We've been using 65537k for transfer buffers for at least half a year at the recommendation of some docs, and 16384k before that. We also used 64k block size on the LTO2 tapes because it gained us a few megabytes per second (128k did not work), but I hope to avoid going over approx 63k because some operating systems need tuning or kernel hacking to do larger transfers than 64k. We have not attempted a direct SCSI connection with LTO4 yet (maybe next week, not on a Friday afternoon before the weekend backups start).
Davies,Matt wrote:
Couple of thoughts, increasing the number of buffers, within the performance tab of configure for the tape drive and changing the block size.
Cheers
Matt
-----Original Message----- From: owner-toasters@mathworks.com [mailto:owner-toasters@mathworks.com] On Behalf Of Adam McDougall Sent: 09 May 2008 16:02 To: Toasters Subject: Max of 20MB/sec through FC attached LTO tape drive? Overland neo 2000
Asking here because we don't have current Overland support for the fibre
channel card and I would guess it is more of a problem with the card rather than netapp (we only used the FCO with a netapp), but maybe someone has encountered this...
Around 2004 we bought a Overland Neo 2000 tape library with the FCO VIA scsi to FC converter board, and we got at most 20 or 25MB/sec through it
(per tape drive) depending if we were writing or reading. This is both with NDMP dumps from the filer disks to tape, and also across the network into the filer to tape with NDMP. The backup software is Bakbone Netvault. Last year we tried attaching this library to a Unix host directly with SCSI and our speed almost doubled. I was floored, and shocked that we spent so many years missing out on performance, although 20-25 was the best I've seen anyone report for LTO2 so I never expected more.

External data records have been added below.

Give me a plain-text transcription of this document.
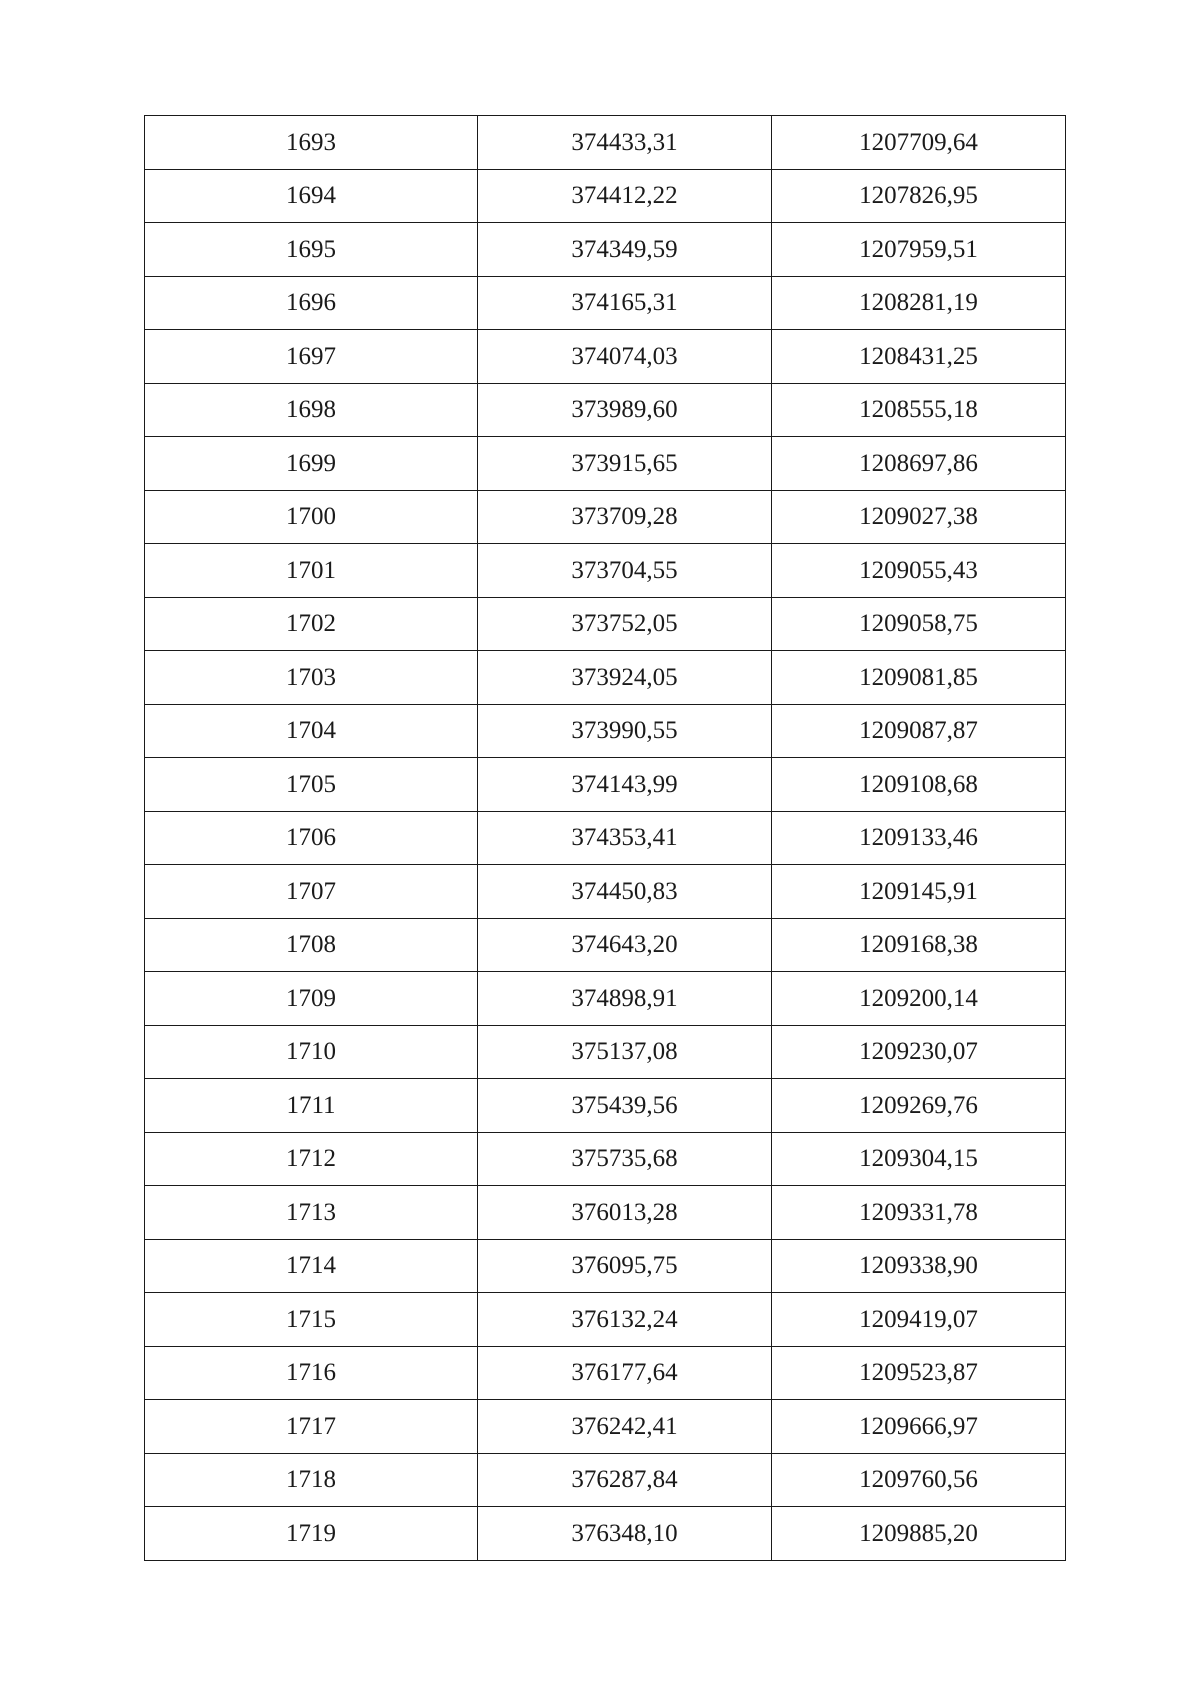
1693	374433,31	1207709,64
1694	374412,22	1207826,95
1695	374349,59	1207959,51
1696	374165,31	1208281,19
1697	374074,03	1208431,25
1698	373989,60	1208555,18
1699	373915,65	1208697,86
1700	373709,28	1209027,38
1701	373704,55	1209055,43
1702	373752,05	1209058,75
1703	373924,05	1209081,85
1704	373990,55	1209087,87
1705	374143,99	1209108,68
1706	374353,41	1209133,46
1707	374450,83	1209145,91
1708	374643,20	1209168,38
1709	374898,91	1209200,14
1710	375137,08	1209230,07
1711	375439,56	1209269,76
1712	375735,68	1209304,15
1713	376013,28	1209331,78
1714	376095,75	1209338,90
1715	376132,24	1209419,07
1716	376177,64	1209523,87
1717	376242,41	1209666,97
1718	376287,84	1209760,56
1719	376348,10	1209885,20
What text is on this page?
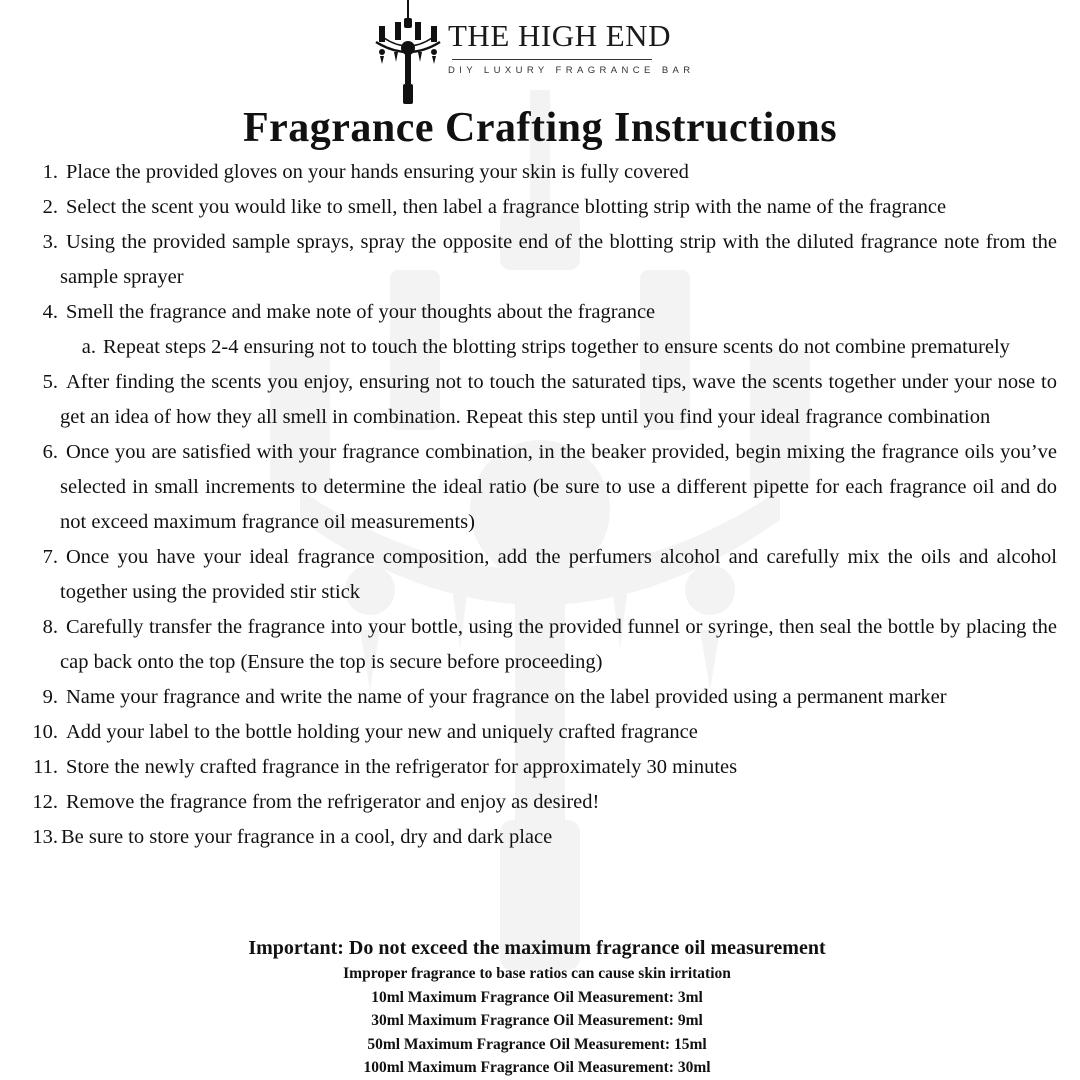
THE HIGH END
DIY LUXURY FRAGRANCE BAR
Fragrance Crafting Instructions
1. Place the provided gloves on your hands ensuring your skin is fully covered
2. Select the scent you would like to smell, then label a fragrance blotting strip with the name of the fragrance
3. Using the provided sample sprays, spray the opposite end of the blotting strip with the diluted fragrance note from the sample sprayer
4. Smell the fragrance and make note of your thoughts about the fragrance
a. Repeat steps 2-4 ensuring not to touch the blotting strips together to ensure scents do not combine prematurely
5. After finding the scents you enjoy, ensuring not to touch the saturated tips, wave the scents together under your nose to get an idea of how they all smell in combination. Repeat this step until you find your ideal fragrance combination
6. Once you are satisfied with your fragrance combination, in the beaker provided, begin mixing the fragrance oils you’ve selected in small increments to determine the ideal ratio (be sure to use a different pipette for each fragrance oil and do not exceed maximum fragrance oil measurements)
7. Once you have your ideal fragrance composition, add the perfumers alcohol and carefully mix the oils and alcohol together using the provided stir stick
8. Carefully transfer the fragrance into your bottle, using the provided funnel or syringe, then seal the bottle by placing the cap back onto the top (Ensure the top is secure before proceeding)
9. Name your fragrance and write the name of your fragrance on the label provided using a permanent marker
10. Add your label to the bottle holding your new and uniquely crafted fragrance
11. Store the newly crafted fragrance in the refrigerator for approximately 30 minutes
12. Remove the fragrance from the refrigerator and enjoy as desired!
13. Be sure to store your fragrance in a cool, dry and dark place

Important: Do not exceed the maximum fragrance oil measurement

Improper fragrance to base ratios can cause skin irritation

10ml Maximum Fragrance Oil Measurement: 3ml

30ml Maximum Fragrance Oil Measurement: 9ml

50ml Maximum Fragrance Oil Measurement: 15ml

100ml Maximum Fragrance Oil Measurement: 30ml
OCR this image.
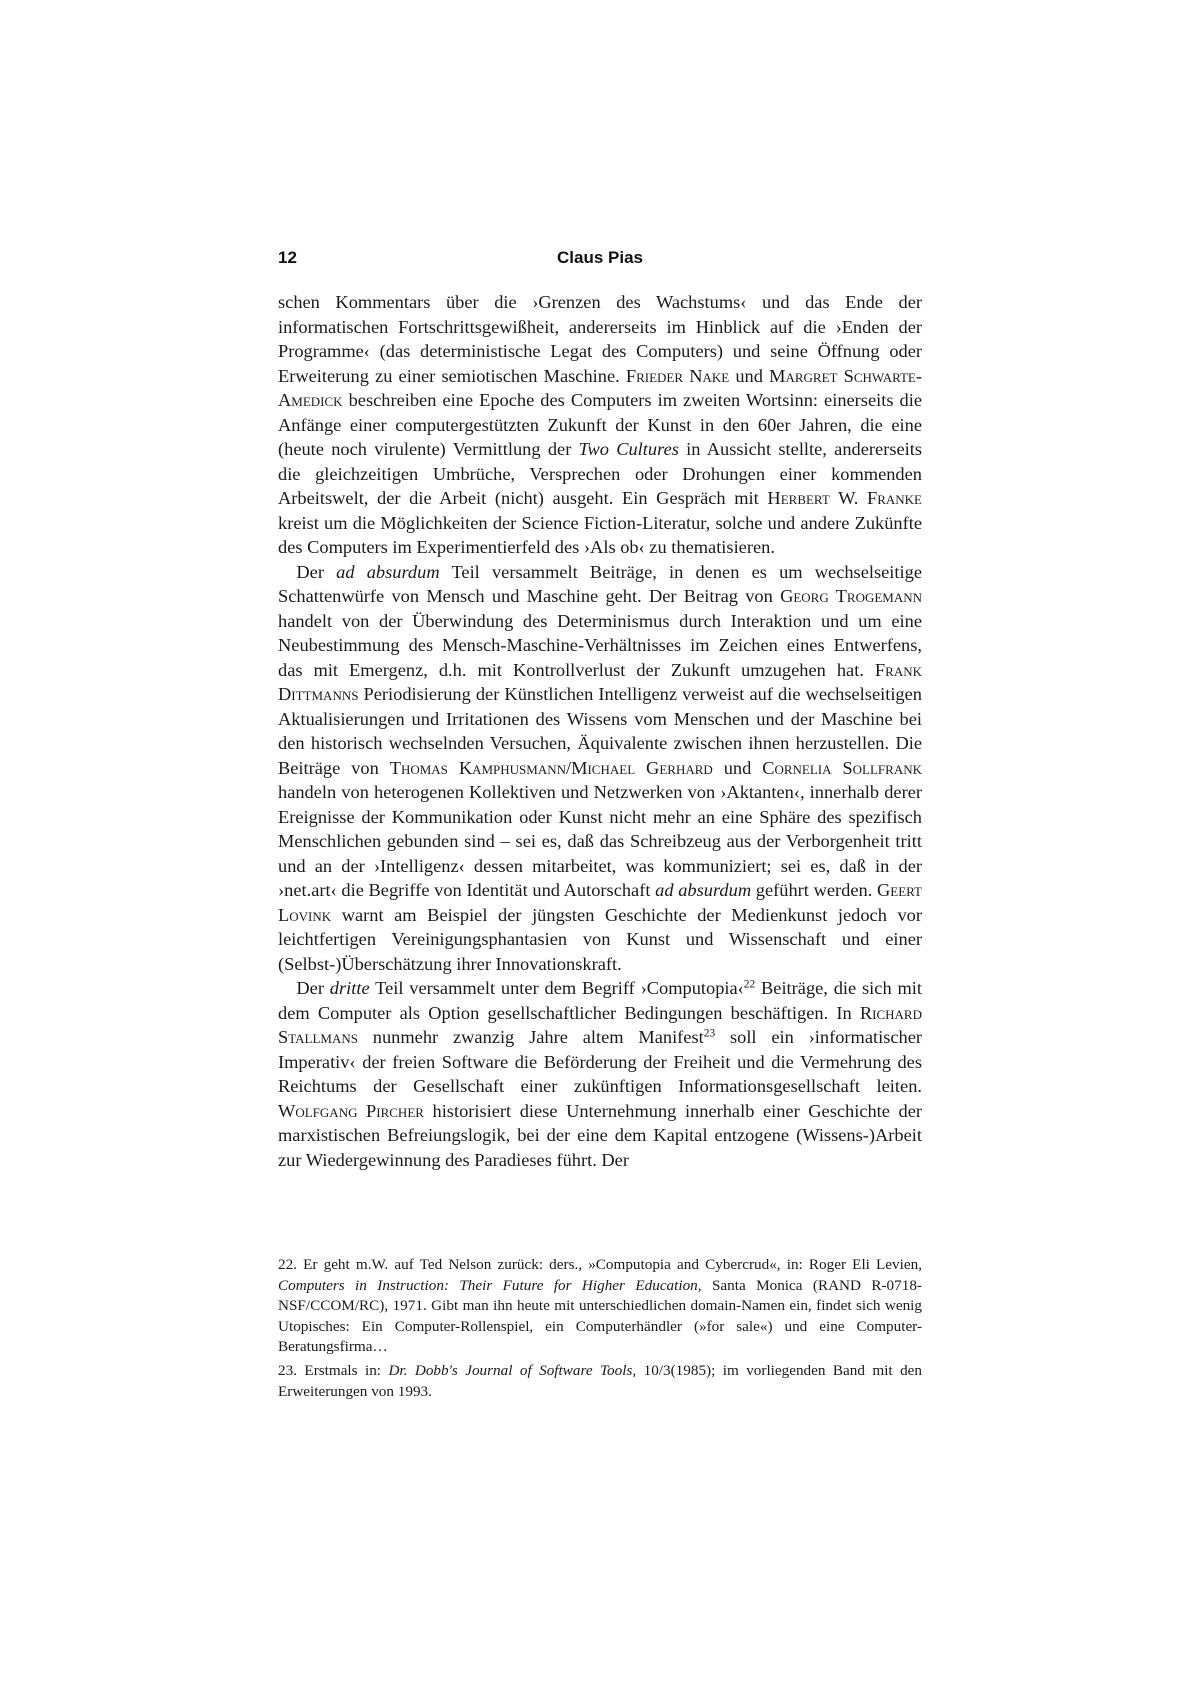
12	Claus Pias

schen Kommentars über die ›Grenzen des Wachstums‹ und das Ende der informatischen Fortschrittsgewißheit, andererseits im Hinblick auf die ›Enden der Programme‹ (das deterministische Legat des Computers) und seine Öffnung oder Erweiterung zu einer semiotischen Maschine. Frieder Nake und Margret Schwarte-Amedick beschreiben eine Epoche des Computers im zweiten Wortsinn: einerseits die Anfänge einer computergestützten Zukunft der Kunst in den 60er Jahren, die eine (heute noch virulente) Vermittlung der Two Cultures in Aussicht stellte, andererseits die gleichzeitigen Umbrüche, Versprechen oder Drohungen einer kommenden Arbeitswelt, der die Arbeit (nicht) ausgeht. Ein Gespräch mit Herbert W. Franke kreist um die Möglichkeiten der Science Fiction-Literatur, solche und andere Zukünfte des Computers im Experimentierfeld des ›Als ob‹ zu thematisieren.

 Der ad absurdum Teil versammelt Beiträge, in denen es um wechselseitige Schattenwürfe von Mensch und Maschine geht. Der Beitrag von Georg Trogemann handelt von der Überwindung des Determinismus durch Interaktion und um eine Neubestimmung des Mensch-Maschine-Verhältnisses im Zeichen eines Entwerfens, das mit Emergenz, d.h. mit Kontrollverlust der Zukunft umzugehen hat. Frank Dittmanns Periodisierung der Künstlichen Intelligenz verweist auf die wechselseitigen Aktualisierungen und Irritationen des Wissens vom Menschen und der Maschine bei den historisch wechselnden Versuchen, Äquivalente zwischen ihnen herzustellen. Die Beiträge von Thomas Kamphusmann/Michael Gerhard und Cornelia Sollfrank handeln von heterogenen Kollektiven und Netzwerken von ›Aktanten‹, innerhalb derer Ereignisse der Kommunikation oder Kunst nicht mehr an eine Sphäre des spezifisch Menschlichen gebunden sind – sei es, daß das Schreibzeug aus der Verborgenheit tritt und an der ›Intelligenz‹ dessen mitarbeitet, was kommuniziert; sei es, daß in der ›net.art‹ die Begriffe von Identität und Autorschaft ad absurdum geführt werden. Geert Lovink warnt am Beispiel der jüngsten Geschichte der Medienkunst jedoch vor leichtfertigen Vereinigungsphantasien von Kunst und Wissenschaft und einer (Selbst-)Überschätzung ihrer Innovationskraft.

 Der dritte Teil versammelt unter dem Begriff ›Computopia‹$^{22}$ Beiträge, die sich mit dem Computer als Option gesellschaftlicher Bedingungen beschäftigen. In Richard Stallmans nunmehr zwanzig Jahre altem Manifest$^{23}$ soll ein ›informatischer Imperativ‹ der freien Software die Beförderung der Freiheit und die Vermehrung des Reichtums der Gesellschaft einer zukünftigen Informationsgesellschaft leiten. Wolfgang Pircher historisiert diese Unternehmung innerhalb einer Geschichte der marxistischen Befreiungslogik, bei der eine dem Kapital entzogene (Wissens-)Arbeit zur Wiedergewinnung des Paradieses führt. Der

22. Er geht m.W. auf Ted Nelson zurück: ders., »Computopia and Cybercrud«, in: Roger Eli Levien, Computers in Instruction: Their Future for Higher Education, Santa Monica (RAND R-0718-NSF/CCOM/RC), 1971. Gibt man ihn heute mit unterschiedlichen domain-Namen ein, findet sich wenig Utopisches: Ein Computer-Rollenspiel, ein Computerhändler (»for sale«) und eine Computer-Beratungsfirma…

23. Erstmals in: Dr. Dobb's Journal of Software Tools, 10/3(1985); im vorliegenden Band mit den Erweiterungen von 1993.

Recently we bought another Neo 2000 with LTO4 drives, and I decided to move the FCO card over to it and try again, hoping maybe there was a misconfiguration, but I could not find any and it still acts as if there
is a mystery cap on the speed of 20MB/sec (it averages 18-19 after it gets going). I've been all through the configuration of the FCO card and it is set to 160M/sec per scsi bus, tried with and without domain validation, and I even got the FC channel to operate at 2Gbit but no improvement. If I cannot figure this out then I will just attach it to the Unix host with the other neo 2000, but its always nice to have more options. I would not bother operating a LTO4 drive at such a slow speed
in production because shoe-shining would probably wear it out and the compression would be sub optimal or non-existent.